October is Fire Safety month. During the week of October 4-10 the country celebrates Fire Prevention Week.

A Nod to the Past

Fire Prevention Week is the longest running public health and safety observance on record. Woodrow Wilson, in 1920, proclaimed the first Fire Prevention Week. Since 1925, presidents have signed proclamations calling for a national observance every year.

Why This Week?

The International Fire Marshals Association decided to commemorate the anniversary of the Great Chicago Fire by focusing on educating and informing the public about the importance of fire prevention and fire safety. This fire, according to legend, was started by Mrs. Catherine O’Leary’s startled cow, which kicked over a lamp. While the fire did start near her barn, the definitive actual source is not known. It began on October 8, but did most of its damage on October 9, 1871. This massive fire killed more than 250 people and left another 100,000 homeless. More than 17,400 structures were destroyed when more than 2,000 acres burned.

The Great Chicago Fire also produced countless tales of bravery and heroism. This fire changed the approach taken by firefighters and public officials toward fire safety.

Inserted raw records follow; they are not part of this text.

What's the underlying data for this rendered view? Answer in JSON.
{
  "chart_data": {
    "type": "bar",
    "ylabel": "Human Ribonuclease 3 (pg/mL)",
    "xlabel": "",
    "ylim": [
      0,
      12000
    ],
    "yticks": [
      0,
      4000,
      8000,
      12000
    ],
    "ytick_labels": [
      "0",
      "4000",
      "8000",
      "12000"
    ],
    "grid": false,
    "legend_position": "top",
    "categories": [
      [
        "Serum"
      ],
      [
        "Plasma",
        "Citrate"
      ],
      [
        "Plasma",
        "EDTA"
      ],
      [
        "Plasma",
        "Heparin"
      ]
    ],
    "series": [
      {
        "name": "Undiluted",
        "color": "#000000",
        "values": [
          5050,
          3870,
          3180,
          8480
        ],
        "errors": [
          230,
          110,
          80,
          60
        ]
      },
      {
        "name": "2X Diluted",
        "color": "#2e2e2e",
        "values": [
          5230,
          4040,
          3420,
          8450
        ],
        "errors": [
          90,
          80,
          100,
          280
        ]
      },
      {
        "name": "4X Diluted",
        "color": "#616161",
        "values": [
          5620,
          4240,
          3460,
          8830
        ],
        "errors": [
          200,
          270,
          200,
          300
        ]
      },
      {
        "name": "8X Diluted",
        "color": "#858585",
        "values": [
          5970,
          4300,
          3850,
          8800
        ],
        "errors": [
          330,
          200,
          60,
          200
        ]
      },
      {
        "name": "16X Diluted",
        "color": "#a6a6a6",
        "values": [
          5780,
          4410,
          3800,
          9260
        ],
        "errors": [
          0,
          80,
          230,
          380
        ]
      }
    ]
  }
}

Now, the week in October containing the anniversary date of the fire is proclaimed yearly as Fire Prevention Week. The observance is dedicated toward public education.

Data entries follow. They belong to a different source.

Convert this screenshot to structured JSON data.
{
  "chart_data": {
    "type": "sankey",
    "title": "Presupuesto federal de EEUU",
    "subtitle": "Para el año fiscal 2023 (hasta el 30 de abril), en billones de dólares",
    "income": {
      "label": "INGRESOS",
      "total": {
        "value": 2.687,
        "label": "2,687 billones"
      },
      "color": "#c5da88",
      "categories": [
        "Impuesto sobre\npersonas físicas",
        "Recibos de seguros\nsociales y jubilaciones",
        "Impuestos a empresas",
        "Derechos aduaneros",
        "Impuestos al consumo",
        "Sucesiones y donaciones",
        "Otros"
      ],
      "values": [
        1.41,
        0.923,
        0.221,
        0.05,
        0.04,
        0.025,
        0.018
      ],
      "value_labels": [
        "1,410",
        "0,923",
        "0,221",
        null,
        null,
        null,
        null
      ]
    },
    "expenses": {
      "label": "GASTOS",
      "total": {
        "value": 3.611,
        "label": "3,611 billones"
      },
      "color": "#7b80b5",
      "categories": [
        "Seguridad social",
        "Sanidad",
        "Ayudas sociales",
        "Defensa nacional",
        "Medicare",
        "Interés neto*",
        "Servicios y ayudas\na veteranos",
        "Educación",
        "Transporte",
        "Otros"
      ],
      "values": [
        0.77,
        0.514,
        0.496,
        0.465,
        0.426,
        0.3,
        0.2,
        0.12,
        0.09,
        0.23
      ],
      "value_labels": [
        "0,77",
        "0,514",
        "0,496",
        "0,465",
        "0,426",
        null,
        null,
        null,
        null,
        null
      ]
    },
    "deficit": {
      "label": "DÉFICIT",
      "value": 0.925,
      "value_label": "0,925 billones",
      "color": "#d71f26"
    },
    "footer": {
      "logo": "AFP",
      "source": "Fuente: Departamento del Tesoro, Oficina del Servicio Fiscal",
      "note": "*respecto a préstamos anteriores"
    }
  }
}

Get Out, Stay Out, and Call for Help

In 2007, Fire Prevention Week focused on one of the most useful factors of your family’s fire safety plan. The Great American Fire Drill focused on encouraging families to create and practice escape routes in the event of a fire.

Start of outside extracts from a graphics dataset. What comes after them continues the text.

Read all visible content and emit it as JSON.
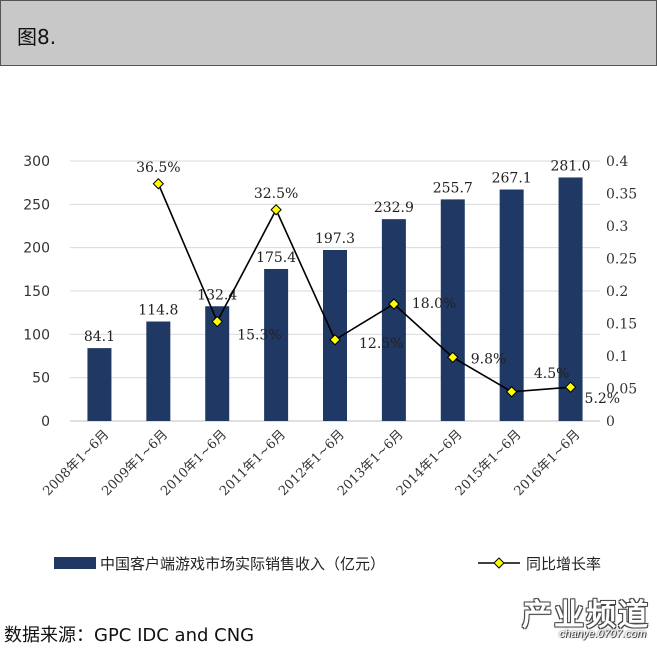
{
  "header": {
    "title": "图8."
  },
  "chart_data": {
    "type": "bar",
    "categories": [
      "2008年1~6月",
      "2009年1~6月",
      "2010年1~6月",
      "2011年1~6月",
      "2012年1~6月",
      "2013年1~6月",
      "2014年1~6月",
      "2015年1~6月",
      "2016年1~6月"
    ],
    "series": [
      {
        "name": "中国客户端游戏市场实际销售收入（亿元）",
        "type": "bar",
        "axis": "left",
        "color": "#1f3864",
        "values": [
          84.1,
          114.8,
          132.4,
          175.4,
          197.3,
          232.9,
          255.7,
          267.1,
          281.0
        ],
        "labels": [
          "84.1",
          "114.8",
          "132.4",
          "175.4",
          "197.3",
          "232.9",
          "255.7",
          "267.1",
          "281.0"
        ]
      },
      {
        "name": "同比增长率",
        "type": "line",
        "axis": "right",
        "color": "#000000",
        "marker_color": "#ffff00",
        "values": [
          null,
          0.365,
          0.153,
          0.325,
          0.125,
          0.18,
          0.098,
          0.045,
          0.052
        ],
        "labels": [
          null,
          "36.5%",
          "15.3%",
          "32.5%",
          "12.5%",
          "18.0%",
          "9.8%",
          "4.5%",
          "5.2%"
        ]
      }
    ],
    "y_left": {
      "min": 0,
      "max": 300,
      "ticks": [
        "0",
        "50",
        "100",
        "150",
        "200",
        "250",
        "300"
      ]
    },
    "y_right": {
      "min": 0,
      "max": 0.4,
      "ticks": [
        "0",
        "0.05",
        "0.1",
        "0.15",
        "0.2",
        "0.25",
        "0.3",
        "0.35",
        "0.4"
      ]
    },
    "grid": true,
    "legend": "bottom"
  },
  "source": "数据来源：GPC IDC and CNG",
  "watermark": {
    "main": "产业频道",
    "sub": "chanye.0707.com"
  }
}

In addition to well-placed and maintained smoke alarms, discussing and creating a family escape plan with at least two escape routes and a designated meeting place outside the home, can help prevent injuries and death in the event of a fire. You can have less than two minutes to get out of your house in the case of a fire, so having a plan in place and practicing are key.

The National Fire Protection Association has a vast collection of Safety Tip Sheets on a wealth of fire topics, including a document on escape planning, available in English and Spanish, which includes suggestions like:

  • Draw a physical map.
  • Practice during the day and at night twice a year.
  • Close doors behind you as you leave.
  • Know at least two ways out of every room, if possible.
  • Practice using these different ways out.
  • Teach children how to escape on their own.
  • Get out and stay out.
  • Get low and go under the smoke to your way out.
  • Call the fire department once you get out.

Only 1/3 of American households actually have an escape plan in place and have practiced it. According to the NFPA, 71% of Americans have fire escape plans, but less than half of those have practiced it. And far too few of those surveyed, only 8%, said that getting out was their first thought on hearing a smoke alarm.

Wildland Fire Safety

In Arizona and the rest of the West, many of us are more than aware of the threat fire holds to not only our homes and persons, but to the landscape around us. In the dry desert climates, wildfires are not uncommon and they can threaten our homes and communities. To help prevent wild fire encroachment and damage to your residence:

  • Clear leaves and other debris from roofs, gutters, porches, and decks.
  • Remove dead plants and other items from porches, decks, and within 10 feet of the house.
  • Keep flammable items, like wood piles, propane tanks, and picnic tables, at least 30 feet away from your house and any out buildings.
  • Prune trees so that the lowest branches are 6 to 10 feet from the ground.
  • Screen openings under decks, and attic and foundation vents.
  • Plant fire-resistant plants and space plants to slow the spread of fire from plant to plant.

More suggestions are available from the NFPA.

Additionally, Firewise contains useful information for homeowners and others interested in wildfire preparedness and education. Many parents will remember Smokey the Bear; the U.S. Forest Services maintains another wildfire prevention resource that hosts a wealth of information. Plan ahead and be safe.